The decor package includes track lighting only instead of fluorescent tubes, and the displays feature large open-market fixtures rather than refrigerated cases.
As in a handful of other stores in the division, the floral section in Alpharetta has been moved away from produce to the center of the store, adjacent to cosmetics, for maximum exposure and for tie-in gift-giving with the cosmetics counter, Scott explained.
Behind the food court, running from front to back, is the frozen foods section. Behind floral is the pharmacy, and behind the pharmacy is the division's only customer-access beer and wine cooler.
Just in front of the warehouse section along the side and rear wall is the store's conventional grocery section. In front of groceries is the full-line drug store.
A unique feature of the club-pack section is its warehouse racks. The club-pack allocation is the largest in the division, with 36 feet of dry grocery racks on a side wall and 24 feet of freezer cases along the back wall.
How much influence will this club-pack layout have on other Kroger stores?
Kroger is not using the section at the Alpharetta store to determine the mix of club packs at other stores, Scott said.
"We'll add warehouse packs where the demand exists, at new and existing stores," he said. "And while all products will be available to all stores, the assortment will depend on demographics, not on what sells at the Alpharetta store."
While Kroger intends to continue installing club-pack merchandise at other stores, it does not anticipate using warehouse racking anywhere else, Scott pointed out.
The future of the Kroger megastore will be partly determined by the corporation's divisional nature.
As a decentralized operation, Kroger does not have any plans to open similar megastores in any other divisions, Paul Bernish, Kroger's corporate director of public relations, told SN.

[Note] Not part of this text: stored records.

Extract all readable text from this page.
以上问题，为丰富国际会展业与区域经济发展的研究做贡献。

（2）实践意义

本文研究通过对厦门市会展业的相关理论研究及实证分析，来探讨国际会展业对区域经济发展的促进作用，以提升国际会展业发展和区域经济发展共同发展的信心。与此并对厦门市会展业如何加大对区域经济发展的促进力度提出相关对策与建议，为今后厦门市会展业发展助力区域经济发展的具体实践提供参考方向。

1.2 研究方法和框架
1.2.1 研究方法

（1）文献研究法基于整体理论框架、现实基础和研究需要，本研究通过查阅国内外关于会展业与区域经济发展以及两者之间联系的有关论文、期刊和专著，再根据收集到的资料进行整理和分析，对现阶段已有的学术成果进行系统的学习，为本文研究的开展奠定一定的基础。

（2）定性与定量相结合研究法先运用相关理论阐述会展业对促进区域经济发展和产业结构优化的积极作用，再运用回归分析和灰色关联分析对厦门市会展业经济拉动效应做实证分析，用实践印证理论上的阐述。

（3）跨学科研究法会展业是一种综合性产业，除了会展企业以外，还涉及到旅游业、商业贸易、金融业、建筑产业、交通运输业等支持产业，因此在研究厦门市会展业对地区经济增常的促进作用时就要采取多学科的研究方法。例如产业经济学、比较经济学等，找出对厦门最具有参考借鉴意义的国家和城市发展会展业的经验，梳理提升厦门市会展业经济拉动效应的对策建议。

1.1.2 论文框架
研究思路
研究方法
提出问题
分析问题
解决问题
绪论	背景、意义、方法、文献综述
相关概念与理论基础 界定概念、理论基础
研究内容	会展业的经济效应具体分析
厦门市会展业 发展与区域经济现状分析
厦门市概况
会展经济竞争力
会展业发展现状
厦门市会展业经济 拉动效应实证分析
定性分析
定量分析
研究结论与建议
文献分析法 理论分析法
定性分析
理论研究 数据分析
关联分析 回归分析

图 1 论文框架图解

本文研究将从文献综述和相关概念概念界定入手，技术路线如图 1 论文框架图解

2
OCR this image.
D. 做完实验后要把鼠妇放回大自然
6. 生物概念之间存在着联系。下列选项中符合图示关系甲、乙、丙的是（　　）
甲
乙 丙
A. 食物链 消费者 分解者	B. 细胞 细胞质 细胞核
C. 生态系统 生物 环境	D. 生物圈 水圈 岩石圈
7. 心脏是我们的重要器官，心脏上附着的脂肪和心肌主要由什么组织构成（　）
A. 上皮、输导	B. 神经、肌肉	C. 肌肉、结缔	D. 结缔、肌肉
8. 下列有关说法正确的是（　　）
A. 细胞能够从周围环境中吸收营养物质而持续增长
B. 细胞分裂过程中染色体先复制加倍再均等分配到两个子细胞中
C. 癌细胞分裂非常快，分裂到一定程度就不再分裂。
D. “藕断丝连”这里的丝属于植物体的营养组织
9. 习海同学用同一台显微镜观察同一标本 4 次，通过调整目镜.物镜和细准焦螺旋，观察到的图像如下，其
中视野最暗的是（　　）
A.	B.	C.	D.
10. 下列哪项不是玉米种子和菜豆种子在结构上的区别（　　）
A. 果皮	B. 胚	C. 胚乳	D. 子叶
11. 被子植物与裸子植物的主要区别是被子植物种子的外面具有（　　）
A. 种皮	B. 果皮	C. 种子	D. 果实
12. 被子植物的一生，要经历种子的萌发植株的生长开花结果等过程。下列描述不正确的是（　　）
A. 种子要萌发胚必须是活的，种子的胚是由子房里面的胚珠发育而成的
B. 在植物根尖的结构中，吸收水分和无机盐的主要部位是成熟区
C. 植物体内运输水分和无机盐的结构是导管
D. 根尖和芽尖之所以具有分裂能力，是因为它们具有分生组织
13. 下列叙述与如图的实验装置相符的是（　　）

"Each division comes up with its own concepts, and what our Atlanta division did in Alpharetta is not going to be duplicated anywhere else because we just don't do that.
"We really try to tailor each store to its specific trade area, and while some ideas go back and forth between divisions and while some features may be incorporated into stores in other divisions, there is no set plan or guideline on a corporate basis.
"If something works well at a particular location, everyone [in the company] will know about it, but there have been no corporate guidelines since before our 1988 restructuring," Bernish explained.